As I vacuumed up the place after closing time, there was a little cluster of local teens hovering around the center manager. They'd been there the whole time, and been working more-or-less diligently. Now, though, it was time for them to get paid. Meaning, they were getting the community service hours mandated by the county school system. "I've been here since eleven-thirty," one said. I should get three and a half hours." The manager seemed skeptical. Negotiations ensued. Forms were filled out. More negotiations ensued.

I've always disliked the community service requirement that seems to have spread throughout the school systems in my area since I graduated from high school. The idea, of course, is that requiring community service of all students as a prerequisite for graduation will teach the value of voluntarism. In order to graduate from high school in the county, you need 60 hours of service this year...which will be upped to 75 hours of service in 2011.

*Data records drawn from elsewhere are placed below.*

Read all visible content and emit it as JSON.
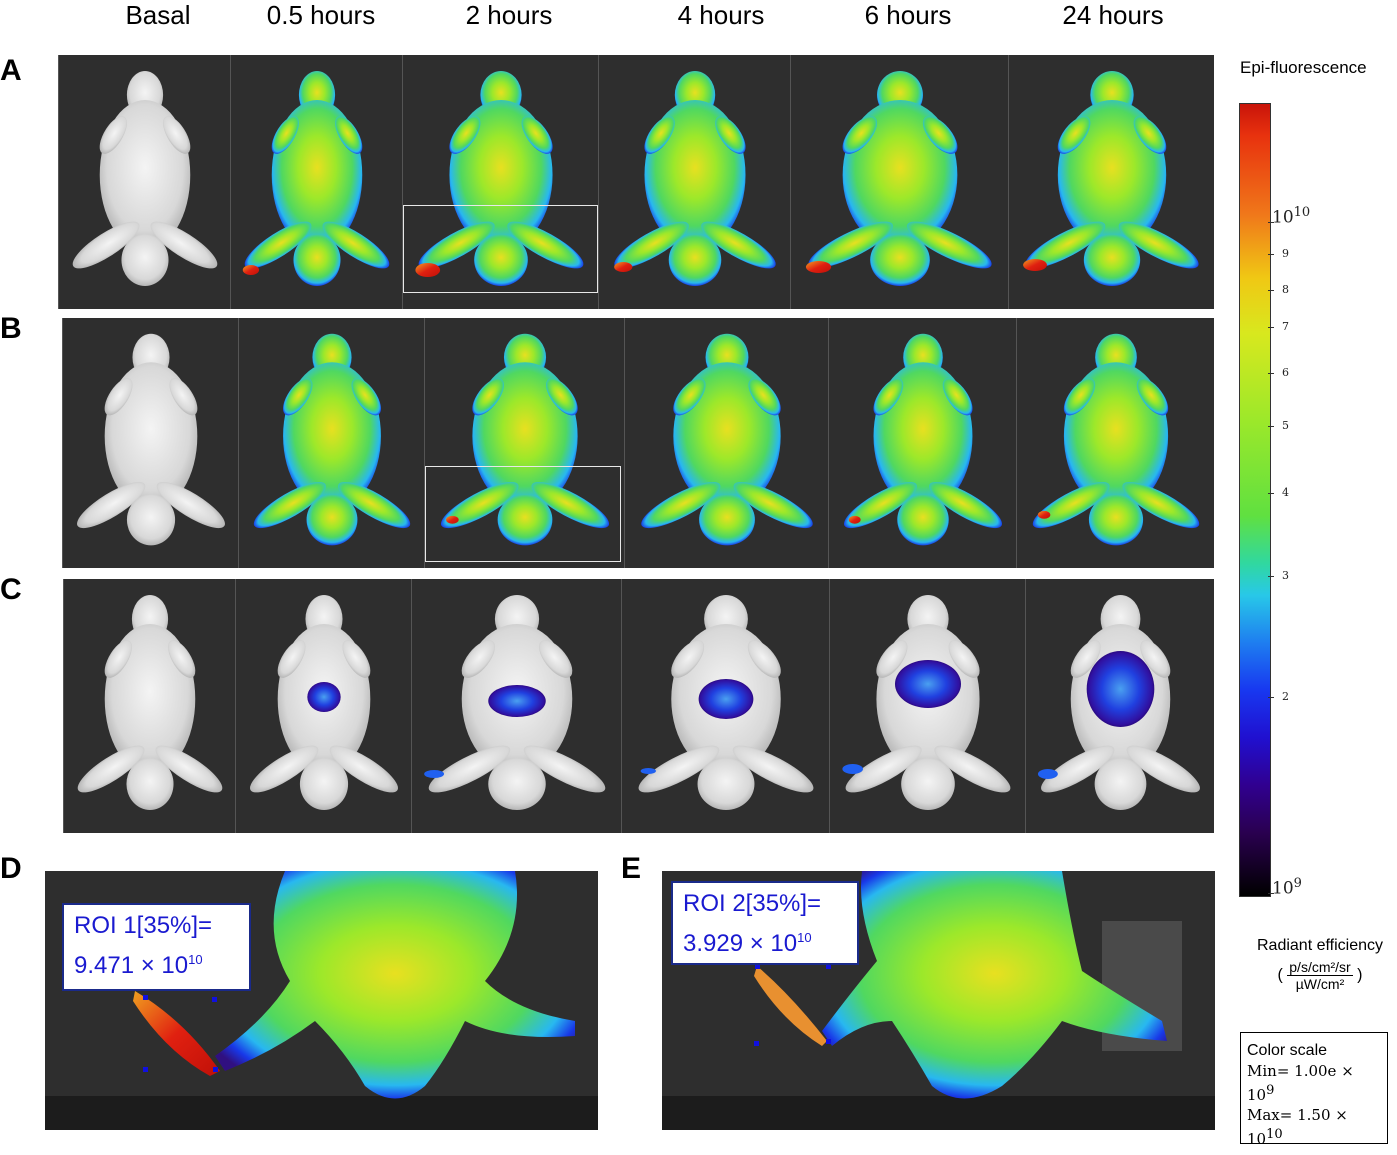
{
  "columns": [
    "Basal",
    "0.5 hours",
    "2 hours",
    "4 hours",
    "6 hours",
    "24 hours"
  ],
  "rows": [
    "A",
    "B",
    "C"
  ],
  "zoom_panels": {
    "D": {
      "label": "D",
      "roi_name": "ROI 1[35%]=",
      "roi_value": "9.471 × 10",
      "roi_exp": "10"
    },
    "E": {
      "label": "E",
      "roi_name": "ROI 2[35%]=",
      "roi_value": "3.929 × 10",
      "roi_exp": "10"
    }
  },
  "colorbar": {
    "title": "Epi-fluorescence",
    "top_label_base": "10",
    "top_label_exp": "10",
    "bottom_label_base": "10",
    "bottom_label_exp": "9",
    "minor_ticks": [
      "9",
      "8",
      "7",
      "6",
      "5",
      "4",
      "3",
      "2"
    ],
    "colors": [
      "#c8140a",
      "#f0c814",
      "#60e040",
      "#28c8e8",
      "#1838f0",
      "#2a0050",
      "#000000"
    ]
  },
  "radiant": {
    "title": "Radiant efficiency",
    "numerator": "p/s/cm²/sr",
    "denominator": "µW/cm²"
  },
  "color_scale": {
    "title": "Color scale",
    "min_text": "Min= 1.00e × 10",
    "min_exp": "9",
    "max_text": "Max= 1.50 × 10",
    "max_exp": "10"
  }
}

While this is certainly well-meaning, it's always struck me as a bit off. Why? Well, to start with, mandated voluntarism is an oxymoron. If you're being forced to serve, it ain't volunteering. It also doesn't seem to reflect the why of a service ethic. It can't be about racking up the hours. The act itself is the benefit. You serve because you're moved by the value of service. It's something you do out of the desire to help, for the simple joy of being a part of something that you recognize as valuable.

At some point, someone has to introduce you to it, true. My parents were the ones who nudged me into service ministry at my home church, and I was quickly hooked. In a world full of meaningless self-seeking and back-biting, here was something real, entered into without coercion, for the simple pleasure of serving another.

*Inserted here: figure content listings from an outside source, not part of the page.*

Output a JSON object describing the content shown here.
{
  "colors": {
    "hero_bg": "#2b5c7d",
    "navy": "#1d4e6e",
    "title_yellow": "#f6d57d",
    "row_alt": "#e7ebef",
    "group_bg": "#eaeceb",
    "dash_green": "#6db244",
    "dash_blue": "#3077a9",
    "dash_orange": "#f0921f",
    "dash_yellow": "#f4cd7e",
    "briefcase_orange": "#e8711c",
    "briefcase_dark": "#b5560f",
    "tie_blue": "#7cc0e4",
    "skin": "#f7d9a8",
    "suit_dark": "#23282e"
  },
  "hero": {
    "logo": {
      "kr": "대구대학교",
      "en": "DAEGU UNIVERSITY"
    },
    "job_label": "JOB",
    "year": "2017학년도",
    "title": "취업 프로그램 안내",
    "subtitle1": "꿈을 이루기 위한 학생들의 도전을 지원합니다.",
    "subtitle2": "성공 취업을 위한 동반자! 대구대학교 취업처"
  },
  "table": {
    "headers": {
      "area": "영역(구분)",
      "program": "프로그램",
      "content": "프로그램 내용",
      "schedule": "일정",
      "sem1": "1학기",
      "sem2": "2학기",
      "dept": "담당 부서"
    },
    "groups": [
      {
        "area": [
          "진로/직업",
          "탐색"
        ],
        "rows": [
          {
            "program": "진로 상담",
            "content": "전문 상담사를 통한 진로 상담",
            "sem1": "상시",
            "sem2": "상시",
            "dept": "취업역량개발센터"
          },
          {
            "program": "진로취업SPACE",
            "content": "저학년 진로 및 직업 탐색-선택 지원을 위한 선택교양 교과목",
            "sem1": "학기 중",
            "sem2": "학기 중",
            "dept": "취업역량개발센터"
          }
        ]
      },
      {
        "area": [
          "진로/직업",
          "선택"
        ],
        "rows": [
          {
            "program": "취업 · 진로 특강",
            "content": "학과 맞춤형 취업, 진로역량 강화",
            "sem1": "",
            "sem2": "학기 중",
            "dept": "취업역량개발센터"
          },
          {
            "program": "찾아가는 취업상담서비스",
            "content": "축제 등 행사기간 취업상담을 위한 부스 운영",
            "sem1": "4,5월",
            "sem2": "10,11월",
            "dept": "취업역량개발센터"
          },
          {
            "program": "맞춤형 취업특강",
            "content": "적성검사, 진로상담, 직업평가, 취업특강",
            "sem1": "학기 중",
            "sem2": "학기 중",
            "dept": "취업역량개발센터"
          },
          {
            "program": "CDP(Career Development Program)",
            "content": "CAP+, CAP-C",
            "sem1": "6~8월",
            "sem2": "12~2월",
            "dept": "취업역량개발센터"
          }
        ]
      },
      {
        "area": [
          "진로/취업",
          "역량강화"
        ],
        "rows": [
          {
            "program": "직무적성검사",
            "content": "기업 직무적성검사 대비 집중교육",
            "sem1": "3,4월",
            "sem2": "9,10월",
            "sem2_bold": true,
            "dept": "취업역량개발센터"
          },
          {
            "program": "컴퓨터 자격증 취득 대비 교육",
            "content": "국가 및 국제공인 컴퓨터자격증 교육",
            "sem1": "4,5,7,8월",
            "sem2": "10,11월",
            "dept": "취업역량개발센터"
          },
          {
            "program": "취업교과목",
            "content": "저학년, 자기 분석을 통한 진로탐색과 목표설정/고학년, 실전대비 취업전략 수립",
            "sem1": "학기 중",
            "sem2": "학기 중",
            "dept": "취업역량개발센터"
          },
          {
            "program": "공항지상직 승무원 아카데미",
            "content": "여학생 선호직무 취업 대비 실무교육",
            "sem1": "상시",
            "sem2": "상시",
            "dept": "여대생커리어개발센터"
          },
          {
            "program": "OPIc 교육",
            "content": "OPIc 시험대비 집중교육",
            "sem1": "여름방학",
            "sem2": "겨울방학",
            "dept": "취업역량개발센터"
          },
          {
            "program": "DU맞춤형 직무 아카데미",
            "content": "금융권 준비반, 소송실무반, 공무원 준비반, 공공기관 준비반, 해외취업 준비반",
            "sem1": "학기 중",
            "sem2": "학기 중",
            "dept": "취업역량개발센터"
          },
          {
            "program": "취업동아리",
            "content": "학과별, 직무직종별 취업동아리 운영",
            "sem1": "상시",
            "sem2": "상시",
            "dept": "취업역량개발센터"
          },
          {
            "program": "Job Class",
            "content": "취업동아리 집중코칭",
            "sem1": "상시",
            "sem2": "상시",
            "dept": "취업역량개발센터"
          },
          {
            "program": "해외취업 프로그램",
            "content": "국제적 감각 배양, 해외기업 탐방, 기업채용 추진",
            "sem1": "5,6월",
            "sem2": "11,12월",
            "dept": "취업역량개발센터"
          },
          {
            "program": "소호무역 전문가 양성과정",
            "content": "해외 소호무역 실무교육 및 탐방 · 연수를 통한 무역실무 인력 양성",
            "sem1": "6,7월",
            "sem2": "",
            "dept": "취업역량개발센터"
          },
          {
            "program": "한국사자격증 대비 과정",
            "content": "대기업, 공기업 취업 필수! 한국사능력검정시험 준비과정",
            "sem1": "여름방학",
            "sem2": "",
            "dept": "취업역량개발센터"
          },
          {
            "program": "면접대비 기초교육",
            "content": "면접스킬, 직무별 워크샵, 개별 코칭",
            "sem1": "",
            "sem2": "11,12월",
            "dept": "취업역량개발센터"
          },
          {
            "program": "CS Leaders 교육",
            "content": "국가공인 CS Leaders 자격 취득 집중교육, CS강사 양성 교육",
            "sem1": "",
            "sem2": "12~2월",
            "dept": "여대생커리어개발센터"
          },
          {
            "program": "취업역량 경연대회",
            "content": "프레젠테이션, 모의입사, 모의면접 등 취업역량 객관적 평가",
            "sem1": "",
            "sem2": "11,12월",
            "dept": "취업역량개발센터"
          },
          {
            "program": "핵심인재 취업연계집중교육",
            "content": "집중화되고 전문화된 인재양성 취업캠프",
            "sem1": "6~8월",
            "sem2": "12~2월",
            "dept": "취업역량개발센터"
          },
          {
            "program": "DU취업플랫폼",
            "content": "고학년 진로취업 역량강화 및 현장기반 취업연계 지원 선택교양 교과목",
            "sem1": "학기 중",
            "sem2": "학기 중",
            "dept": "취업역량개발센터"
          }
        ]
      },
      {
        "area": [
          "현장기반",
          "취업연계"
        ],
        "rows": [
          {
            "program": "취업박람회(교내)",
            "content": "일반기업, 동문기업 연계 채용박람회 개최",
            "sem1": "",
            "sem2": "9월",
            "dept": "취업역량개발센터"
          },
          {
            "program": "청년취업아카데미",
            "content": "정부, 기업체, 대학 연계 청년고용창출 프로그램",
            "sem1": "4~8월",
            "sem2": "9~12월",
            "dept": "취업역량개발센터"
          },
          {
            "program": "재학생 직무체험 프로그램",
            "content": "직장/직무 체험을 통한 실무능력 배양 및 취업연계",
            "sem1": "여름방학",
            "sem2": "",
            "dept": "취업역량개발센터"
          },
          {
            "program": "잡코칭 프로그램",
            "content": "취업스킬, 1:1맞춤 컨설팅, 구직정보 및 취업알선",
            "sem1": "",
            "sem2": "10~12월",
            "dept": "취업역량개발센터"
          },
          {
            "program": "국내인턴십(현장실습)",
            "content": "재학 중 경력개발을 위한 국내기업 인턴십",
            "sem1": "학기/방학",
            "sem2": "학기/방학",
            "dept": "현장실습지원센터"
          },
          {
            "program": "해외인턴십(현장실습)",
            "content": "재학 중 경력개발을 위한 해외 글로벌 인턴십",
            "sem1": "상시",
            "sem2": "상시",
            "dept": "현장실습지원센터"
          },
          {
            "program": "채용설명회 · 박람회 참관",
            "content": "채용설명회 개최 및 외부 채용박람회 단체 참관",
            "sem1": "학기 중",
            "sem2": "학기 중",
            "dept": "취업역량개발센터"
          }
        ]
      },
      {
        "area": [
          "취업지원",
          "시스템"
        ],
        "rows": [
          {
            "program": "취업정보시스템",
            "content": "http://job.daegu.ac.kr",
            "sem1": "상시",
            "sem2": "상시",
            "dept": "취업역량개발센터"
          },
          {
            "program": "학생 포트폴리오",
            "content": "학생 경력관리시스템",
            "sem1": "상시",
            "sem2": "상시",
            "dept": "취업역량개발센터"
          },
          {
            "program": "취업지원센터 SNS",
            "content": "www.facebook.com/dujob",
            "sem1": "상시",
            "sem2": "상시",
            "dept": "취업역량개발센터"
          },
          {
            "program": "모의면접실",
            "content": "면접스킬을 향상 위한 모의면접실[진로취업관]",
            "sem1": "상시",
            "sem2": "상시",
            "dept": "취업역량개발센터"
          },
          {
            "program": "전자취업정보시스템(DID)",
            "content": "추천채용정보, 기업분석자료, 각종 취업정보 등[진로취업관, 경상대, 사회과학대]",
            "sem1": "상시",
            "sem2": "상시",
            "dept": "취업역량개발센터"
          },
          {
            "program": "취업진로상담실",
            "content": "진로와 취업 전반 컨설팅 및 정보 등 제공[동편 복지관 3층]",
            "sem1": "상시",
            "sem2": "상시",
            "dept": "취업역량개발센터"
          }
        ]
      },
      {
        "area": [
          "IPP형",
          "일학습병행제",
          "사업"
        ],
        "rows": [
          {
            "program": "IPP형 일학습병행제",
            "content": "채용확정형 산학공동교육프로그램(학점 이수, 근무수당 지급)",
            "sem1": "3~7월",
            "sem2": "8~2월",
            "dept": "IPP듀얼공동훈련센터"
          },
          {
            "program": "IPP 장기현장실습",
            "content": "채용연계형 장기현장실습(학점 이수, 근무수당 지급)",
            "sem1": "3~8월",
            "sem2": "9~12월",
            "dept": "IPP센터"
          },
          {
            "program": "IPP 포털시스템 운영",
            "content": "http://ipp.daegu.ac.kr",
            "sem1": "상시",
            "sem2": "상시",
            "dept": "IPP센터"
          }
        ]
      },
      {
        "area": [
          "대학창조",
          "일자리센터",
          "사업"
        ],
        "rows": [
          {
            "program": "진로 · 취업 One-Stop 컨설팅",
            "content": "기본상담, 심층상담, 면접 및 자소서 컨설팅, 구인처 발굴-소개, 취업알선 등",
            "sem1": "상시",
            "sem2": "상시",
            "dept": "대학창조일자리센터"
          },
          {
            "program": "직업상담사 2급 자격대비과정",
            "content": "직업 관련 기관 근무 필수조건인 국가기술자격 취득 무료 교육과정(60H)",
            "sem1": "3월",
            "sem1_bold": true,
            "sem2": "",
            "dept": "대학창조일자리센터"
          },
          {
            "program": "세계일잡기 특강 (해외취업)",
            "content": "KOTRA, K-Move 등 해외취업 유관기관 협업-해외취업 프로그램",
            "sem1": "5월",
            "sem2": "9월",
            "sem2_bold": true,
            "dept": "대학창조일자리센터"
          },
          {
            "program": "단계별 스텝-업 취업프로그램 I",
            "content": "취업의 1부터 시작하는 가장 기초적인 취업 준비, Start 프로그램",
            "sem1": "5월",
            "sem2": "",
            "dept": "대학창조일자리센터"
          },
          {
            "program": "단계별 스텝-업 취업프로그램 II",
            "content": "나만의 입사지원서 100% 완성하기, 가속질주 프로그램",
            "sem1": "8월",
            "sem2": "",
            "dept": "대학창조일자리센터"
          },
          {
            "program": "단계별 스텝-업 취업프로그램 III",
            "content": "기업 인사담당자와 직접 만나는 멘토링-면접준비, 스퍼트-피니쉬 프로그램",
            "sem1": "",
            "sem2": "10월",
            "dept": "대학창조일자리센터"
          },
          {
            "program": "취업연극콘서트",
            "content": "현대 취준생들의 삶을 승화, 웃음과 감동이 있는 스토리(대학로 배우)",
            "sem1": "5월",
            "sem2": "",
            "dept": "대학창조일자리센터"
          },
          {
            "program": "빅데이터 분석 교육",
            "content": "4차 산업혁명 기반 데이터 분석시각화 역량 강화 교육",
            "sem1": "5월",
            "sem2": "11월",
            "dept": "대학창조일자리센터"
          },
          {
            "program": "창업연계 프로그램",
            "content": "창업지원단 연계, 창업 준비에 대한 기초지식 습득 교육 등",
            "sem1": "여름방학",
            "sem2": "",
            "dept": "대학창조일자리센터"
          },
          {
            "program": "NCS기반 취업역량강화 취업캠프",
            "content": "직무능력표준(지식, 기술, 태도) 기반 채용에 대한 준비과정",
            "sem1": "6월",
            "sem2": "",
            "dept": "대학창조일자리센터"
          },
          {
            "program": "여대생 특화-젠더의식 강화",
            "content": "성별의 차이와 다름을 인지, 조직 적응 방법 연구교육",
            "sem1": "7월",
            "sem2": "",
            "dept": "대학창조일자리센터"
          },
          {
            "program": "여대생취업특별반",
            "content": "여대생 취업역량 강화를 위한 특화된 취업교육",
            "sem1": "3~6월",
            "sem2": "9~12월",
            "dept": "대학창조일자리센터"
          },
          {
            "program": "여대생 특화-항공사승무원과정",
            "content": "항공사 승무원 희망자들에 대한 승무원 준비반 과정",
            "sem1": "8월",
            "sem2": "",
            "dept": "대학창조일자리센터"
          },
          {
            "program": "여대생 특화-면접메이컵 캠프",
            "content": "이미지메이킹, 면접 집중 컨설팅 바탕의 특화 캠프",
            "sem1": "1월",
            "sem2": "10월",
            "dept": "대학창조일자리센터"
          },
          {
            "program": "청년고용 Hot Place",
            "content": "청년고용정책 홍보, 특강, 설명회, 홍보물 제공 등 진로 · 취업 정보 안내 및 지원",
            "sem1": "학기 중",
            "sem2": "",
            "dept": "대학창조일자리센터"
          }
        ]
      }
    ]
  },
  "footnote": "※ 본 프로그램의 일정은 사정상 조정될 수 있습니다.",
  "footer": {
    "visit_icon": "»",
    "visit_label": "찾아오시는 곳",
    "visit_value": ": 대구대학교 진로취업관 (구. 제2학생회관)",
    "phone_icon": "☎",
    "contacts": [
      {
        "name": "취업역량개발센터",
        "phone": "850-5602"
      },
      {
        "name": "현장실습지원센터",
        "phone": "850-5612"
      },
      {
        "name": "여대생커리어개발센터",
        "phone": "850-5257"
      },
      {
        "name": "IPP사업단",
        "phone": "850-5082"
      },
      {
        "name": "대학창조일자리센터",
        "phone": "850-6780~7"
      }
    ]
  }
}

But the moment you make it a mandate, the moment you impose upon it coercion or the dynamics of a paid transaction, you've abandoned the ethic that calls people to volunteer. What this teaches, I fear, is that the reason to volunteer has everything to do with requirements and obligations and mandates. That approach may get teens into the shelters and clothing closets and food pantries. What it would seem less likely to do is get the adults that they become to choose to participate in the organizations that are the heart of our communities and the hope of those in need.